Stories and Humor to Make You Laugh by C.L. (Cindy) Beck
Tags: blood drive, humor
Photo © wgroesel
As I knelt on one knee in the damp soil of the flower bed, with the wind blowing my hair so I looked like Medusa—the woman with snakes for hair—I remembered that I'd signed up to give blood. Aaackk!
There was no time to shower and change, so I rushed into the house, washed my face, and then....
"What is that overpowering stench?" I asked Corky Porky Pie, who had just walked into the room. "Is it coming from you or me?" I sniffed my armpits. They smelled like my current deodorant flavor of the day, sweet peas. No, the odor definitely wasn't an arm-pitty smell, but more like wet garden gloves.
"No time to figure it out," I said to the dog, who licked the muddy knees of my pants with enthusiasm. I splashed on a little Ode-de-Perfume, and dashed out the door, ready to donate a quart of my wonderful A+ blood. Or was that A- blood? I wasn't quite sure which, but an A+ was always better than an A- in my book.
Speaking of pluses, minuses, and all those statistical type things, have you ever noticed that when you have a 50-50 choice of entrances, no matter which you choose, it will always be the wrong one? I'm sure there's some sort of Cosmic Rule of Diminishing Doorways insuring that.
Case in point: At the previous blood drive, I entered the building on the north side and the line started in the south hallway. This time I entered on the south side, and the line started ... you guessed it ... in the north hallway.
After wending my way around the building, I finally found the right place, where an official-looking, blood-sucking lady at the door said, "Your driver's license, please."
My eyebrows shot up in surprise without even asking my permission. "I don't intend to drive the blood anywhere. I thought I'd just let it drip out of my veins into that cute little bag you have hanging there," I said, while fishing out my license.
She checked it carefully, scrutinizing the photo. I'm thinking she wanted to make sure I wasn't a terrorist. Either that, or a burglar in disguise who wanted to rob the blood bank.
Handing my license back, she pointed to a sign on the wall and said, "Please read that."
Was this a blood drive or an eye exam? I started reading each letter on the first five lines:
Y O U
H A V E A
C O L D D O
N O T D O N A T E
What? I thought eye charts were supposed to start with the letter E? "Excuse me, but there's something wrong with your eye chart. It doesn't have the right letters."
"It's not an eye chart," she said, looking at me like I needed to give blood in person at the state mental hospital. "It's a list of diseases and symptoms that make you ineligible to donate."
There I was, with my wonderful A+ (or maybe A-) blood, and they might not want it? I read the sign out loud, "Please do not donate if you have a cold, allergy, flu or any of their symptoms."
I was crushed and turned to her. "You mean you don't care if I have AIDS, hepatitis, beri-beri or leprosy? They're not even on the sign. But if I have one small sniffle from an allergy, phhhhtttt ... I'm out the door? My A+ corpuscles and I are rejected?"

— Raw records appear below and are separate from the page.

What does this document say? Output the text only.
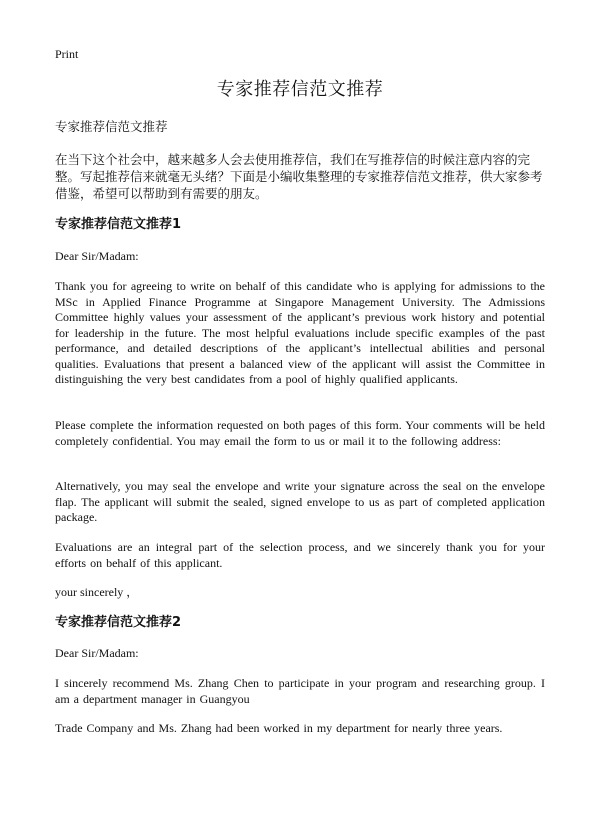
Print
专家推荐信范文推荐

专家推荐信范文推荐

在当下这个社会中，越来越多人会去使用推荐信，我们在写推荐信的时候注意内容的完整。写起推荐信来就毫无头绪？下面是小编收集整理的专家推荐信范文推荐，供大家参考借鉴，希望可以帮助到有需要的朋友。

专家推荐信范文推荐1

Dear Sir/Madam:

Thank you for agreeing to write on behalf of this candidate who is applying for admissions to the MSc in Applied Finance Programme at Singapore Management University. The Admissions Committee highly values your assessment of the applicant’s previous work history and potential for leadership in the future. The most helpful evaluations include specific examples of the past performance, and detailed descriptions of the applicant’s intellectual abilities and personal qualities. Evaluations that present a balanced view of the applicant will assist the Committee in distinguishing the very best candidates from a pool of highly qualified applicants.

Please complete the information requested on both pages of this form. Your comments will be held completely confidential. You may email the form to us or mail it to the following address:

Alternatively, you may seal the envelope and write your signature across the seal on the envelope flap. The applicant will submit the sealed, signed envelope to us as part of completed application package.

Evaluations are an integral part of the selection process, and we sincerely thank you for your efforts on behalf of this applicant.

your sincerely ，

专家推荐信范文推荐2

Dear Sir/Madam:

I sincerely recommend Ms. Zhang Chen to participate in your program and researching group. I am a department manager in Guangyou

Trade Company and Ms. Zhang had been worked in my department for nearly three years.
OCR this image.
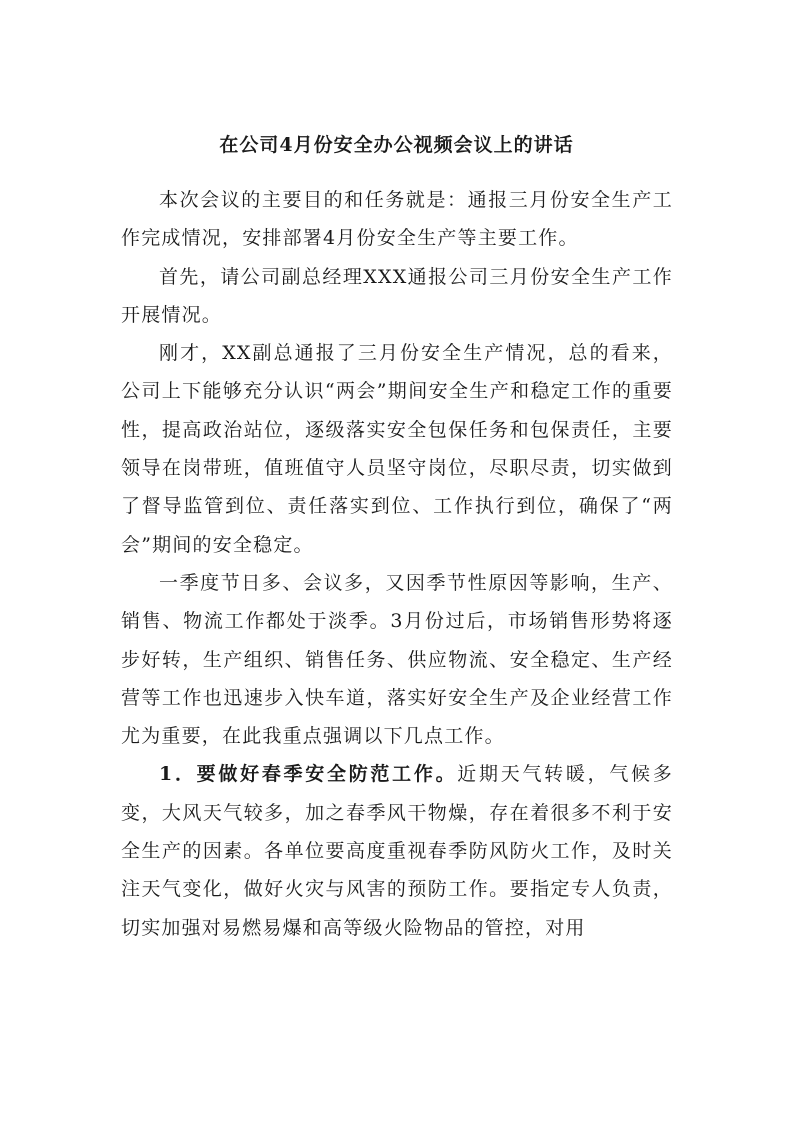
在公司4月份安全办公视频会议上的讲话

本次会议的主要目的和任务就是：通报三月份安全生产工作完成情况，安排部署4月份安全生产等主要工作。

首先，请公司副总经理XXX通报公司三月份安全生产工作开展情况。

刚才，XX副总通报了三月份安全生产情况，总的看来，公司上下能够充分认识“两会”期间安全生产和稳定工作的重要性，提高政治站位，逐级落实安全包保任务和包保责任，主要领导在岗带班，值班值守人员坚守岗位，尽职尽责，切实做到了督导监管到位、责任落实到位、工作执行到位，确保了“两会”期间的安全稳定。

一季度节日多、会议多，又因季节性原因等影响，生产、销售、物流工作都处于淡季。3月份过后，市场销售形势将逐步好转，生产组织、销售任务、供应物流、安全稳定、生产经营等工作也迅速步入快车道，落实好安全生产及企业经营工作尤为重要，在此我重点强调以下几点工作。

1．要做好春季安全防范工作。近期天气转暖，气候多变，大风天气较多，加之春季风干物燥，存在着很多不利于安全生产的因素。各单位要高度重视春季防风防火工作，及时关注天气变化，做好火灾与风害的预防工作。要指定专人负责，切实加强对易燃易爆和高等级火险物品的管控，对用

The blood-sucker woman's eyes narrowed, and I decided it was time to go. Not wanting anyone to get the wrong idea about my reasons for being rejected, though, I announced to all within hearing, "The Centers for Disease Control need to watch out for allergies, or before you know it, everyone will have them. Right now it might just be drug users and those living alternative life styles that have allergies, but very soon everyone will. If those groups would just practice safe nose blowing, the spread of allergies would be stopped!"
People turned and looked at me with blank expressions. I'm thinking it's because they not only failed the eye exam, but the hearing exam as well. Despite that fact, I continued, "It isn't my fault that I'm the innocent victim of allergies." By now people were moving totally to the other side of the room and whispering. No doubt in pity over my rejection.

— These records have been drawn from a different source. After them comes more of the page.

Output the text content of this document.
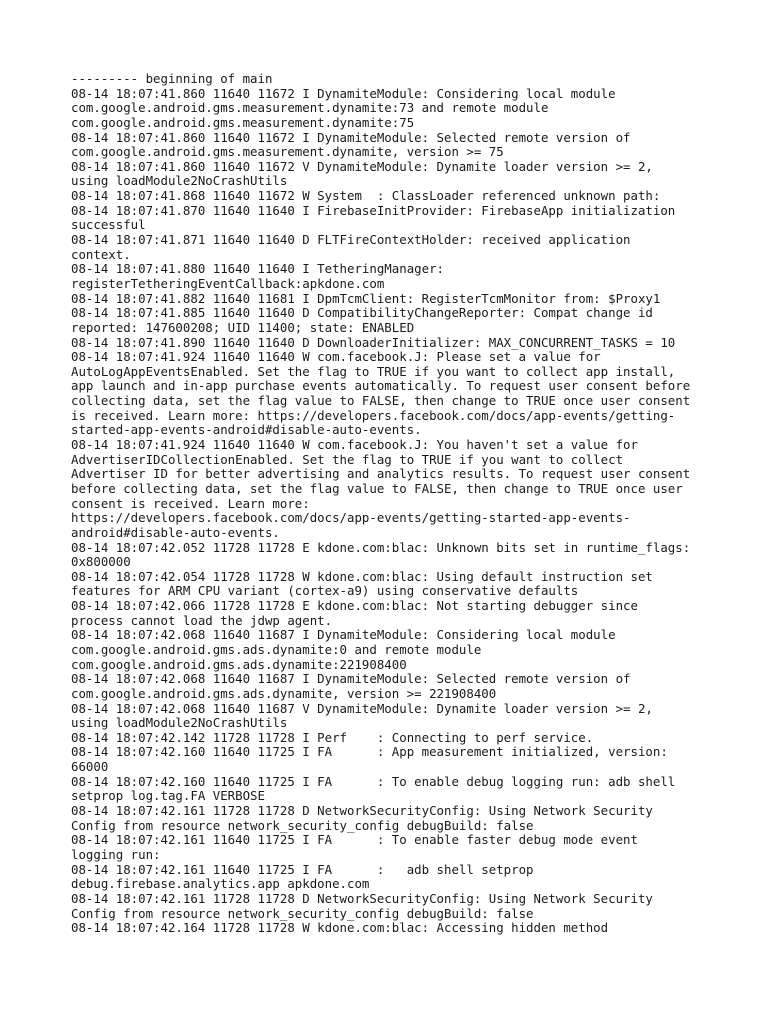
--------- beginning of main
08-14 18:07:41.860 11640 11672 I DynamiteModule: Considering local module
com.google.android.gms.measurement.dynamite:73 and remote module
com.google.android.gms.measurement.dynamite:75
08-14 18:07:41.860 11640 11672 I DynamiteModule: Selected remote version of
com.google.android.gms.measurement.dynamite, version >= 75
08-14 18:07:41.860 11640 11672 V DynamiteModule: Dynamite loader version >= 2,
using loadModule2NoCrashUtils
08-14 18:07:41.868 11640 11672 W System  : ClassLoader referenced unknown path:
08-14 18:07:41.870 11640 11640 I FirebaseInitProvider: FirebaseApp initialization
successful
08-14 18:07:41.871 11640 11640 D FLTFireContextHolder: received application
context.
08-14 18:07:41.880 11640 11640 I TetheringManager:
registerTetheringEventCallback:apkdone.com
08-14 18:07:41.882 11640 11681 I DpmTcmClient: RegisterTcmMonitor from: $Proxy1
08-14 18:07:41.885 11640 11640 D CompatibilityChangeReporter: Compat change id
reported: 147600208; UID 11400; state: ENABLED
08-14 18:07:41.890 11640 11640 D DownloaderInitializer: MAX_CONCURRENT_TASKS = 10
08-14 18:07:41.924 11640 11640 W com.facebook.J: Please set a value for
AutoLogAppEventsEnabled. Set the flag to TRUE if you want to collect app install,
app launch and in-app purchase events automatically. To request user consent before
collecting data, set the flag value to FALSE, then change to TRUE once user consent
is received. Learn more: https://developers.facebook.com/docs/app-events/getting-
started-app-events-android#disable-auto-events.
08-14 18:07:41.924 11640 11640 W com.facebook.J: You haven't set a value for
AdvertiserIDCollectionEnabled. Set the flag to TRUE if you want to collect
Advertiser ID for better advertising and analytics results. To request user consent
before collecting data, set the flag value to FALSE, then change to TRUE once user
consent is received. Learn more:
https://developers.facebook.com/docs/app-events/getting-started-app-events-
android#disable-auto-events.
08-14 18:07:42.052 11728 11728 E kdone.com:blac: Unknown bits set in runtime_flags:
0x800000
08-14 18:07:42.054 11728 11728 W kdone.com:blac: Using default instruction set
features for ARM CPU variant (cortex-a9) using conservative defaults
08-14 18:07:42.066 11728 11728 E kdone.com:blac: Not starting debugger since
process cannot load the jdwp agent.
08-14 18:07:42.068 11640 11687 I DynamiteModule: Considering local module
com.google.android.gms.ads.dynamite:0 and remote module
com.google.android.gms.ads.dynamite:221908400
08-14 18:07:42.068 11640 11687 I DynamiteModule: Selected remote version of
com.google.android.gms.ads.dynamite, version >= 221908400
08-14 18:07:42.068 11640 11687 V DynamiteModule: Dynamite loader version >= 2,
using loadModule2NoCrashUtils
08-14 18:07:42.142 11728 11728 I Perf    : Connecting to perf service.
08-14 18:07:42.160 11640 11725 I FA      : App measurement initialized, version:
66000
08-14 18:07:42.160 11640 11725 I FA      : To enable debug logging run: adb shell
setprop log.tag.FA VERBOSE
08-14 18:07:42.161 11728 11728 D NetworkSecurityConfig: Using Network Security
Config from resource network_security_config debugBuild: false
08-14 18:07:42.161 11640 11725 I FA      : To enable faster debug mode event
logging run:
08-14 18:07:42.161 11640 11725 I FA      :   adb shell setprop
debug.firebase.analytics.app apkdone.com
08-14 18:07:42.161 11728 11728 D NetworkSecurityConfig: Using Network Security
Config from resource network_security_config debugBuild: false
08-14 18:07:42.164 11728 11728 W kdone.com:blac: Accessing hidden method
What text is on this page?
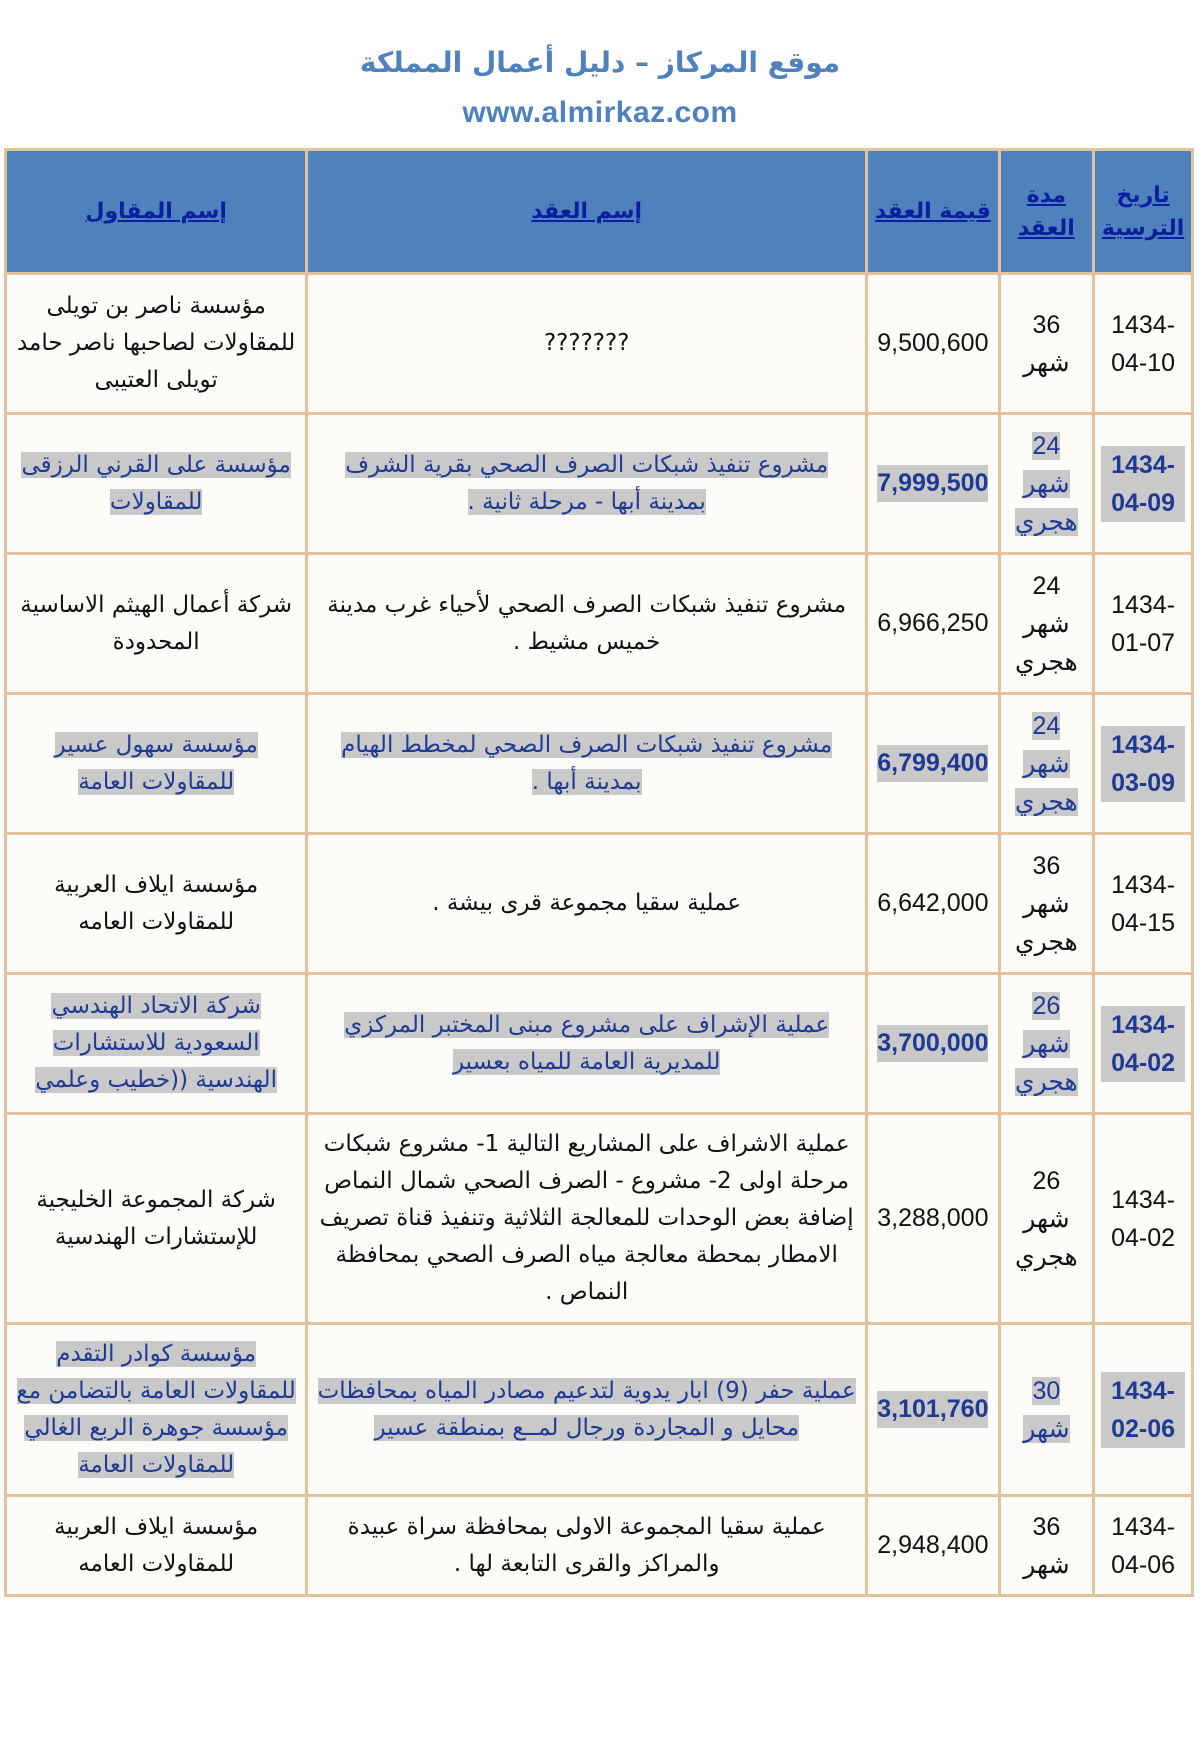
موقع المركاز – دليل أعمال المملكة
www.almirkaz.com
تاريخ الترسية	مدة العقد	قيمة العقد	إسم العقد	إسم المقاول
1434-04-10	36 شهر	9,500,600	???????	مؤسسة ناصر بن تويلى للمقاولات لصاحبها ناصر حامد تويلى العتيبى
1434-04-09	24 شهر هجري	7,999,500	مشروع تنفيذ شبكات الصرف الصحي بقرية الشرف بمدينة أبها - مرحلة ثانية .	مؤسسة على القرني الرزقى للمقاولات
1434-01-07	24 شهر هجري	6,966,250	مشروع تنفيذ شبكات الصرف الصحي لأحياء غرب مدينة خميس مشيط .	شركة أعمال الهيثم الاساسية المحدودة
1434-03-09	24 شهر هجري	6,799,400	مشروع تنفيذ شبكات الصرف الصحي لمخطط الهيام بمدينة أبها .	مؤسسة سهول عسير للمقاولات العامة
1434-04-15	36 شهر هجري	6,642,000	عملية سقيا مجموعة قرى بيشة .	مؤسسة ايلاف العربية للمقاولات العامه
1434-04-02	26 شهر هجري	3,700,000	عملية الإشراف على مشروع مبنى المختبر المركزي للمديرية العامة للمياه بعسير	شركة الاتحاد الهندسي السعودية للاستشارات الهندسية ((خطيب وعلمي
1434-04-02	26 شهر هجري	3,288,000	عملية الاشراف على المشاريع التالية 1- مشروع شبكات مرحلة اولى 2- مشروع - الصرف الصحي شمال النماص إضافة بعض الوحدات للمعالجة الثلاثية وتنفيذ قناة تصريف الامطار بمحطة معالجة مياه الصرف الصحي بمحافظة النماص .	شركة المجموعة الخليجية للإستشارات الهندسية
1434-02-06	30 شهر	3,101,760	عملية حفر (9) ابار يدوية لتدعيم مصادر المياه بمحافظات محايل و المجاردة ورجال لمــع بمنطقة عسير	مؤسسة كوادر التقدم للمقاولات العامة بالتضامن مع مؤسسة جوهرة الربع الغالي للمقاولات العامة
1434-04-06	36 شهر	2,948,400	عملية سقيا المجموعة الاولى بمحافظة سراة عبيدة والمراكز والقرى التابعة لها .	مؤسسة ايلاف العربية للمقاولات العامه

"Thank you for your sympathy!" I emphasized my plight by whipping the back of my hand up against my forehead—almost knocking myself out in the process. Heaving a sigh, I proceeded with great dignity and exited out the nearest door ... which turned out to be the entrance.
So much for giving blood. And to think I went to all that trouble to make sure I didn't smell like a wet garden glove. As it turned out, being rejected for the blood drive was the high point of my day, next to seeing this little green snake in the grass while I was weeding. However, I'll save that exciting event for another day because you're probably getting ready to go donate blood yourself.
Just remember not to sneeze while you're there ... and good luck on the eye exam.